After California voters made recreational marijuana use legal in 2016, entrepreneurs went to work mapping out businesses to grow and sell cannabis. Riley McDonnell wasn’t one of them. McDonnell instead found a different niche in April 2017 as he started GlassPass, a company where people could buy and sell high-end glass smoking paraphernalia. Then a student at the University of Southern California, McDonnell hit upon the idea after he packed, lit and toked from a bong in a USC dorm room.

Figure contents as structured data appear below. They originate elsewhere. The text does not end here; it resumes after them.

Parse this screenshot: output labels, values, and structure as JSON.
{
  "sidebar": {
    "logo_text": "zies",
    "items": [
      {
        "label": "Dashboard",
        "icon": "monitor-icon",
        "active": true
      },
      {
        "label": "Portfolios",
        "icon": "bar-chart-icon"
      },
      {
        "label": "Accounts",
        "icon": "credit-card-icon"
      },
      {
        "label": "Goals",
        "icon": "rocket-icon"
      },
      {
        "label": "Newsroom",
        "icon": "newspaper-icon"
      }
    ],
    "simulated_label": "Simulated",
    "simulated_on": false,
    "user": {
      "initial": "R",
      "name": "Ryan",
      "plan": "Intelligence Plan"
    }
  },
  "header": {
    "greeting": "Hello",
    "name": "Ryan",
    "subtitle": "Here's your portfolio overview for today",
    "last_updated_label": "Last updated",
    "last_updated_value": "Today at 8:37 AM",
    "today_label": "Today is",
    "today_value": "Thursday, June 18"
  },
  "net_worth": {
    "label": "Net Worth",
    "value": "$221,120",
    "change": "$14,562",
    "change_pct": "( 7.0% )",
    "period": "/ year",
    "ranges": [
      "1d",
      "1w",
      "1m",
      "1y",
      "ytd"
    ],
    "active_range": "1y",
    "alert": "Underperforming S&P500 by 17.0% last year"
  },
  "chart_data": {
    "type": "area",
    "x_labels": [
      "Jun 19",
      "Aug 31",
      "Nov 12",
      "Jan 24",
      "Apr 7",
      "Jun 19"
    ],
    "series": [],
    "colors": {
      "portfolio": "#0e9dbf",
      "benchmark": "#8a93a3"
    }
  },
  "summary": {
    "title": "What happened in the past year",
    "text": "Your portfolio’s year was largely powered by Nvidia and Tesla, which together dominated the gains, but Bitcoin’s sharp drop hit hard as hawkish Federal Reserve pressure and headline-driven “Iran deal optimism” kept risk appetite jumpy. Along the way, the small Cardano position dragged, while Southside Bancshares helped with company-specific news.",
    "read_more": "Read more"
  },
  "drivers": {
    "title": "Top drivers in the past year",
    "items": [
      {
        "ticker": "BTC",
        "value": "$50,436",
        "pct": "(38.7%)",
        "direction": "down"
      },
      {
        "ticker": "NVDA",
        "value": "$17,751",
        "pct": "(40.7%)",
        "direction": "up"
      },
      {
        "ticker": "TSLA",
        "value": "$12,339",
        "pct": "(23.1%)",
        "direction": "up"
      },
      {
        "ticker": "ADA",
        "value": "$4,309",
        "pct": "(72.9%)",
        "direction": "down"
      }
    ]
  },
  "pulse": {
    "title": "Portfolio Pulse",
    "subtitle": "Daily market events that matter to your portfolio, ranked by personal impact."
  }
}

All he wanted that night was “a good-looking piece of glass” to smoke marijuana out of and he ultimately realized he could create an online marketplace where glass enthusiasts could safely sell and buy luxury bongs and pipes, some costing as much as $10,000. GlassPass, which connects glass artists and cannabis connoisseurs, makes money by taking a cut of each transaction and charging users to advertise on the site. Since 2021, the company has processed $4.5 million in sales, $1.9 million of that so far this year.

According to McDonnell, the company is in the process of raising venture funding to boost growth and hire more developers, though he said the startup with 70,000 users doesn’t “need funding to survive.”


Riley McDonnell

  • Age: 25
  • Education: Bachelor's of Science in Business Administration from the University of Southern California
  • Residence: Pacifica
  • Role: Co-Founder and CEO
  • Company: GlassPass LLC

Did you ever expect something you were doing out of enjoyment to turn into a business?

I’ve always known that I wanted to be an entrepreneur, having started my first “business” washing cars in high school. I never planned to start a business in this industry, but when I did it felt natural. Looking back, it seems like fate that I ended up in this industry because my social life always involved smoking with friends out of glass. But I never really decided “I want to start a cannabis business.” It just kinda happened.

How does the company manage catering to both users who buy glass for art and the ones who use pieces recreationally?

The thing about cannabis is most of the people that smoke it are very open minded. A lot of times you appreciate each other’s glass from afar and on the internet. So it was relatively relatively easy to connect those different worlds and have people connect.

With social media censorship of cannabis content, how do you go around that?

For the average artist who relies almost solely on Instagram, [it] has been really tough. I’ve seen over the last few months there’s been an explosion of posts from people saying “I can’t post my stuff.” That’s where we kind of swoop in and try and help them by offering them a place where their posts aren’t going to be deleted. They can work closely with their followers and have a closer relationship with them.

What’s the next move for the company?

Right now we are in a very niche market of essentially glass collectors. Our next step is to batten down the hatches and start expanding to the mainstream of smoke shops, curating events, bringing the community closer. And then at the same time teaching people what the difference is between a normal bong that’s $100 and a higher end bong that’s $1,000.